Бычиха больше ничего не сказала, так как знала, что Вулька стала теперь очень охотно водить коня в ночное, а раньше когда и водила, то под большим принуждением. А там, на лугу, были всякие парни, бывал, конечно, и Ромацка. Представить Ромацку своим зятем пока что было нелегко ни Бычихе, ни тем более ее примаку, который за время этого неожиданного сватовства не промолвил ни одного слова. Ромацка был уже, если даже считать по шляхетским обычаям, жених с трухлинкой, в годах. К тому же и кривоногий, горбоносый и худущий. Вулька, на родительский взгляд, была ничего себе: рослая, округлилась и даже стройной становилась, только веснушки не сходили с носа даже зимой. Говорили у нас, что она уже и помады всякие покупала и зелье какое-то пила, которое давал Левон, — все равно ничего не помогало.
Вулька стыдилась своих веснушек, мучилась из-за этого и потому иной раз готова была от зависти и злости разорвать Пантю за то, что он удался хоть и неказистый, но белолицый. А что мальчика изувечил конь, так это не вызывало у нее ни жалости, ни сочувствия. Иногда в душе она даже довольна была, что так вышло: пускай не крутится, как вихрь. Только злилась за то, что он не ходит теперь к Квасам и не ищет там чего надо: девушка уже хорошо знала, откуда у матери такая неожиданная прибыль.

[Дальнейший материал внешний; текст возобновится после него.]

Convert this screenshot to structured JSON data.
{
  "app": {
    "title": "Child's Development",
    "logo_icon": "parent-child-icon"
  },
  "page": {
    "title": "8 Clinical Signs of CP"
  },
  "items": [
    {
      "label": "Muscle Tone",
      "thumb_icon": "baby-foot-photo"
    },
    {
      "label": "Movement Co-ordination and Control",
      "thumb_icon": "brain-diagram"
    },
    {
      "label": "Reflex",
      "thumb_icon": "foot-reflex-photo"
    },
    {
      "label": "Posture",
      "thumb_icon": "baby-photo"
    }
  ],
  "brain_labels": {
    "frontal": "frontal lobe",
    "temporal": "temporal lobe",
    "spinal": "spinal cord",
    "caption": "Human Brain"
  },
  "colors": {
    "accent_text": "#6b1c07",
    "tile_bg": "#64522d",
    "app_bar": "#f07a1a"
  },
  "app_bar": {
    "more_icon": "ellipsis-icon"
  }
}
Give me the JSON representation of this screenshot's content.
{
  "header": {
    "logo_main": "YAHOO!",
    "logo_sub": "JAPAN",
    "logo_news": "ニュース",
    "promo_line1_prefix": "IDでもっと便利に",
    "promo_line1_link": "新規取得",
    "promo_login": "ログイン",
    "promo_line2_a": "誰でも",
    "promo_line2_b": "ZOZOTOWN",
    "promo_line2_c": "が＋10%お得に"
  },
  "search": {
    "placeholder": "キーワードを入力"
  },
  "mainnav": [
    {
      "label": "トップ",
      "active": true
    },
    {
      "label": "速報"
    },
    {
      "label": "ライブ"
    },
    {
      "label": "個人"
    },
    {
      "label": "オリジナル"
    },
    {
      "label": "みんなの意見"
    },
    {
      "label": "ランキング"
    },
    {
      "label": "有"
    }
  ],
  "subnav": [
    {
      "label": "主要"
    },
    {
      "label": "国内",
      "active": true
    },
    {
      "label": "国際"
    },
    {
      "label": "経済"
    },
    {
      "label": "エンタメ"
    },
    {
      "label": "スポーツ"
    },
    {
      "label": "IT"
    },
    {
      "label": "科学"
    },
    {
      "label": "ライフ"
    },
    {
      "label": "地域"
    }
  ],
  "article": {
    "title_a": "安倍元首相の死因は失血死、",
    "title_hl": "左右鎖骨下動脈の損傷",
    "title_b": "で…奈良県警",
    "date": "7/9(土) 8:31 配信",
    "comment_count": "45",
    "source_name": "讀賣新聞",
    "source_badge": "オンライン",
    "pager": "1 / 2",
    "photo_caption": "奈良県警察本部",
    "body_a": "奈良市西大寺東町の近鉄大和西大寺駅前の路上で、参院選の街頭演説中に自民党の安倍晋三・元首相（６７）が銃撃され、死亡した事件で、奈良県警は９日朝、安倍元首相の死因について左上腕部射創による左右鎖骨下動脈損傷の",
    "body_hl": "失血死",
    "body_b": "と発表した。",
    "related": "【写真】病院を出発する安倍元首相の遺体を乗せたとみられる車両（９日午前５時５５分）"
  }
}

Из-за веснушек Вулька не надеялась особенно на хорошего жениха — мать тоже понимала это. Но таинственный кладик возымел определенное значение. Теперь уже ни мать, ни она сама особенно не скрывали от людей, что у них кое-что припрятано: пускай «клюют» женихи, пускай слетаются, как пчелы на мед!
«Клюнула» шерсточесальная машина. Ну что ж! Кривенький и костлявенький Ромацка вряд ли придется Вульке по вкусу, но, зная натуру дочери, Бычиха могла уже теперь смело и уверенно говорить с Ахремом.
Для большей определенности она шепнула ему в сенцах, когда провожала:
— Мы тоже не какие-нибудь нищие, не погорельцы, не к тому будь сказано. И за дочкой дадим кое-чего.
— Вот же… И одно к одному… — удовлетворенно сказал Ахрем.
Вернулась женщина в хату довольная, готова была в ладоши захлопать от радости. А Богдан молчал. Бычиха посмотрела на него и хотела что-то сказать. Но он не поднял глаз.
— Вулька пойдет шерсточеску крутить? — вдруг спросил Пантя.
— Дурачок, почему ты так говоришь? — упрекнула мать. — Разве коней у Ахрема нет?
— А мы один раз крутили, — похвалился Пантя. — Все вместе, гуртом.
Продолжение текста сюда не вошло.